Pour mettre à profit ces réflexions critiques il faut avant tout se positionner par rapport à ce qui s’est passé. La mort d’Eduardo Lara est regrettable, mais les accidents peuvent arriver et nous présumons que presque personne parmi ceux qui se sont réjouis de l’incendie a pensé à ce moment même aux conséquences que cela pouvait avoir. Le titre d’agent de sécurité ne convient pas à ce vieux qui en réalité n’était qu’un veilleur de nuit, et qu’à son âge [75 ans] il devait faire deux boulots de merde pour « gagner sa vie » (peut-on appeler ça une vie?). Ceux qui se félicitent de la mort du vieux parce qu’il était agent de sécurité ou parce que « chaque citoyen est complice », sont soit des compagnons qui tombent dans le piège qui consiste à croire que la destruction physique de l’existant suffit pour l’abolir, ou soit de ceux qui ne croient pas possible la vraie destruction du monde de la marchandise. Avec les « compagnons » qui pâtissent d’un nihilisme auto-défaitiste et qui ne croient pas au dépassement réel du capitalisme et à la destruction de l’État, ou pour la faire simple, ne croient pas en la révolution (ce qui les rapproche des citoyens desquels ils se croient si éloignés), nous ne voulons pas approfondir le dialogue, du moins pas pour cette fois en ce qui concerne ce point précis. Ces quelques remarques s’adressent à ceux qui croient possible la destruction de l’existant et qui orientent leur pratique dans ce sens.

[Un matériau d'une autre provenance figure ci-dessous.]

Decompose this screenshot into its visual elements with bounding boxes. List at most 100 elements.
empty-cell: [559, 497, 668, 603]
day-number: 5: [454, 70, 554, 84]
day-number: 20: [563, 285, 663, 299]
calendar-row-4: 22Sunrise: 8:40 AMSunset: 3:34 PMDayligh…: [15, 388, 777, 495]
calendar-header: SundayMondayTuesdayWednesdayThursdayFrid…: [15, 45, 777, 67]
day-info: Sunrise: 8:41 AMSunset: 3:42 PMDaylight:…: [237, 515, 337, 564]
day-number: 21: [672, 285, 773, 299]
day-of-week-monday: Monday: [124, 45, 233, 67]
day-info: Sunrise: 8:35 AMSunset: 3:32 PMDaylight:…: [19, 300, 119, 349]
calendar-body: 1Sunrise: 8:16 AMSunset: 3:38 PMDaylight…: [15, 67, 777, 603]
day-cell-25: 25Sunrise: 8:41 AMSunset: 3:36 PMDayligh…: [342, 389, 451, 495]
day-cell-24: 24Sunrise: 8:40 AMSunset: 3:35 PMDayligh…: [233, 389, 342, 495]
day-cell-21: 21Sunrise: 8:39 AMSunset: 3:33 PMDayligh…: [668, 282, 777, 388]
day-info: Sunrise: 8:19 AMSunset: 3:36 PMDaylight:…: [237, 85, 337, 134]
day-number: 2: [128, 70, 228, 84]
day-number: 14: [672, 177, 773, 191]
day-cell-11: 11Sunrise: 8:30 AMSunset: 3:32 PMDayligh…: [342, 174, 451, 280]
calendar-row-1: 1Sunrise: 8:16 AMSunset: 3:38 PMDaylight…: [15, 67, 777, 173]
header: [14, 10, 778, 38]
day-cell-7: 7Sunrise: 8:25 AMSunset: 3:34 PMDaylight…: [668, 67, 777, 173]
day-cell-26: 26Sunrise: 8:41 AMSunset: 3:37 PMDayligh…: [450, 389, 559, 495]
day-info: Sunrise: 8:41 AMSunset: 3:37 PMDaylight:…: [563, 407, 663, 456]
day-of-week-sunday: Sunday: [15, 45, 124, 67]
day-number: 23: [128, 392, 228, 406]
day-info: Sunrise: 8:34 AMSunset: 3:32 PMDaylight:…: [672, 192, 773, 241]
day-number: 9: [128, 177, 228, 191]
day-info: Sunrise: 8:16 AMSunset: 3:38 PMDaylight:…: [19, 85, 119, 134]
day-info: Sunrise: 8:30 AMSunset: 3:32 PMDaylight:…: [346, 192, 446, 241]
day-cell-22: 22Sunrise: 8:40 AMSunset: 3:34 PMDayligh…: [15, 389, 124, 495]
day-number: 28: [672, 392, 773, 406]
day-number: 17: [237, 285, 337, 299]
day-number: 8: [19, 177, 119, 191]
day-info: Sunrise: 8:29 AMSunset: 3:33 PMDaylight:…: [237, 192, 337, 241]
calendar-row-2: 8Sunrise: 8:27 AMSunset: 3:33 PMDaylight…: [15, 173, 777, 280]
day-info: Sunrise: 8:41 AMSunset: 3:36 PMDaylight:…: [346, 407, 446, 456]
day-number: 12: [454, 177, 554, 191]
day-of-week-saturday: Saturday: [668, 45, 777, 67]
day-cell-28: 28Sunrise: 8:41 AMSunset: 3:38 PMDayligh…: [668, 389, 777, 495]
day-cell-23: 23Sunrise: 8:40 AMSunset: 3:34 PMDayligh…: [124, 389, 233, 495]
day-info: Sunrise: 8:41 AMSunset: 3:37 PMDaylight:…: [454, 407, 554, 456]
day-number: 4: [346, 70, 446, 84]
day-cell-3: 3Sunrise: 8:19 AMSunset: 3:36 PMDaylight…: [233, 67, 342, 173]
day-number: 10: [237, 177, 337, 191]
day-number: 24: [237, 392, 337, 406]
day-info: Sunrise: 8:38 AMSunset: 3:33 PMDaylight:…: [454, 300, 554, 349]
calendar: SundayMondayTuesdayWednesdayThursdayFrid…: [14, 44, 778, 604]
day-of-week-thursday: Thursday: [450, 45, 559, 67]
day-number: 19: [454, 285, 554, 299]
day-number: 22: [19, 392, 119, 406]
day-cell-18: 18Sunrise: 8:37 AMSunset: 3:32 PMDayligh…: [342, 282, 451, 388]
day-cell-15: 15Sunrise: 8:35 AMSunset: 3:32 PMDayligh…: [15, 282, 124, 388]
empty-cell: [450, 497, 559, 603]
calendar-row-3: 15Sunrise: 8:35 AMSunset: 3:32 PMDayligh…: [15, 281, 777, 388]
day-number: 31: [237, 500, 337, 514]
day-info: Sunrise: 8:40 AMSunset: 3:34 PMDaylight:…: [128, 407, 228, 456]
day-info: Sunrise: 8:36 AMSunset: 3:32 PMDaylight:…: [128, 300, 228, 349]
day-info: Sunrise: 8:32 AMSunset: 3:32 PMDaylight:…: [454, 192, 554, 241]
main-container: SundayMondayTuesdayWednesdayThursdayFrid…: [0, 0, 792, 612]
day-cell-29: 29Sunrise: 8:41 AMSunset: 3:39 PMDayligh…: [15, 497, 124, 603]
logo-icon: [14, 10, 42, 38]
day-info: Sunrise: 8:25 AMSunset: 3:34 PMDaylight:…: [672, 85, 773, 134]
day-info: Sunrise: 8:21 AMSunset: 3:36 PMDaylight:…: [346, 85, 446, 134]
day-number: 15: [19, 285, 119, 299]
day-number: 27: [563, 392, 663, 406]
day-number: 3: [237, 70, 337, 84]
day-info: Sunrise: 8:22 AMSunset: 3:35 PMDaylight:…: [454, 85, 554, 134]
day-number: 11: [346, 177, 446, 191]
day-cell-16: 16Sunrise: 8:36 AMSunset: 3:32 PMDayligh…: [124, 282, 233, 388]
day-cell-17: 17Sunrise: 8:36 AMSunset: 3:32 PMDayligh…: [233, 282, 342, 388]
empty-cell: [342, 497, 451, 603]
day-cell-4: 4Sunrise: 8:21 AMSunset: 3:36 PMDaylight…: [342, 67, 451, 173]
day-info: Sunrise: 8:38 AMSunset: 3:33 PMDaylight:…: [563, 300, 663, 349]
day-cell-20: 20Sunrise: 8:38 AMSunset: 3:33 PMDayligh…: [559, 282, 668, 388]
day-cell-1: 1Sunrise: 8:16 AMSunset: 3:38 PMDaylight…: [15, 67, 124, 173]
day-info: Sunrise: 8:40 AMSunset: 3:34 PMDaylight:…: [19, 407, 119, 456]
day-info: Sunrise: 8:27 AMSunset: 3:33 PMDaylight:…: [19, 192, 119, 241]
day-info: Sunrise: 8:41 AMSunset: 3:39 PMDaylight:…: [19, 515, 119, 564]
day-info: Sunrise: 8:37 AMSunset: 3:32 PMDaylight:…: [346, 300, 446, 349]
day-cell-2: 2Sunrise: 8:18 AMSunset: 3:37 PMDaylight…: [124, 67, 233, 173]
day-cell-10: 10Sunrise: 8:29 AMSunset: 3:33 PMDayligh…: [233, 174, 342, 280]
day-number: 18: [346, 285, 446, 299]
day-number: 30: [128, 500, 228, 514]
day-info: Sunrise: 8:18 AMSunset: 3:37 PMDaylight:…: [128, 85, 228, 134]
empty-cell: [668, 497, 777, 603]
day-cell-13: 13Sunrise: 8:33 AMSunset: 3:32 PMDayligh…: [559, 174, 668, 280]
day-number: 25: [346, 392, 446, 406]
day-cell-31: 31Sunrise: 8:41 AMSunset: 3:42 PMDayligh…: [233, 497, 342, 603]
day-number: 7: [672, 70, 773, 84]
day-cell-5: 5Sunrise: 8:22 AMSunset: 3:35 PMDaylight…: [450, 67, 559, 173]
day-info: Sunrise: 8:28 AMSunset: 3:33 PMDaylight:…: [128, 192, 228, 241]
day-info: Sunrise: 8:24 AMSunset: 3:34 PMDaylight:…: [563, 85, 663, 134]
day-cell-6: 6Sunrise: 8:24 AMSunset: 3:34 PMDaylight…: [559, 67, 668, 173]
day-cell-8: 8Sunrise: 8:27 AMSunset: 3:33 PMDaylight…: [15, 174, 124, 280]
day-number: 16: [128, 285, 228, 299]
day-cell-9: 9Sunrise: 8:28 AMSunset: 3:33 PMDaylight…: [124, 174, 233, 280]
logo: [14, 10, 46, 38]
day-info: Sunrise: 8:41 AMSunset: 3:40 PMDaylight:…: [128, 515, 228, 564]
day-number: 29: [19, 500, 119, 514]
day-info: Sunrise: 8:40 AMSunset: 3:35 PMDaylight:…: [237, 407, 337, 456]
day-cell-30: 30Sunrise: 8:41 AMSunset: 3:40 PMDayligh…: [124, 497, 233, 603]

Les discours brandis par la gauche et l’extrême gauche ne sont pas non plus une contribution à la pratique subversive. La gauche pathétique tient un discours fondamentalement citoyenniste et ne mérite même pas une réponse ici. L’idée que les « violents » (comme si nous avions le monopole de la violence) sont en réalité des flics infiltrés, appartient à la gauche citoyenniste qui semble n’avoir jamais participé à une manif, ou bien à la gauche similaire à celle appelée citoyenniste, mais qui utilise l’accusation d’infiltration policière pour « laver » l’image des mouvement sociaux et ainsi tirer parti des coups de feu. Et depuis la gauche plus radicale élaborent des remises en question telles que « à quoi sert de s’attaquer à des magasins qui sont assurés et donc qu’il n’y a aucune perte pécuniaire pour l’entreprise ? » ou bien encore « comment cela peut-il servir aux travailleurs ? » Penser le problème de la destruction concernant les bâtiments représentant le capitalisme, l’urbanisation et la marchandise, dans des termes purement quantitatifs (perte pécuniaire des entreprises) peut s’avérer dangereusement réductionniste. Lorsque les subversifs témoignent en acte du refus du monde de la marchandise ils ne le font pas seulement avec l’objectif de provoquer des pertes matérielles pour les capitalistes, mais l’acte de détruire rend implicite son contenu à travers l’action en elle-même : le refus d’une forme de vie réduite à l’esclavage qui s’incarne dans ces objets.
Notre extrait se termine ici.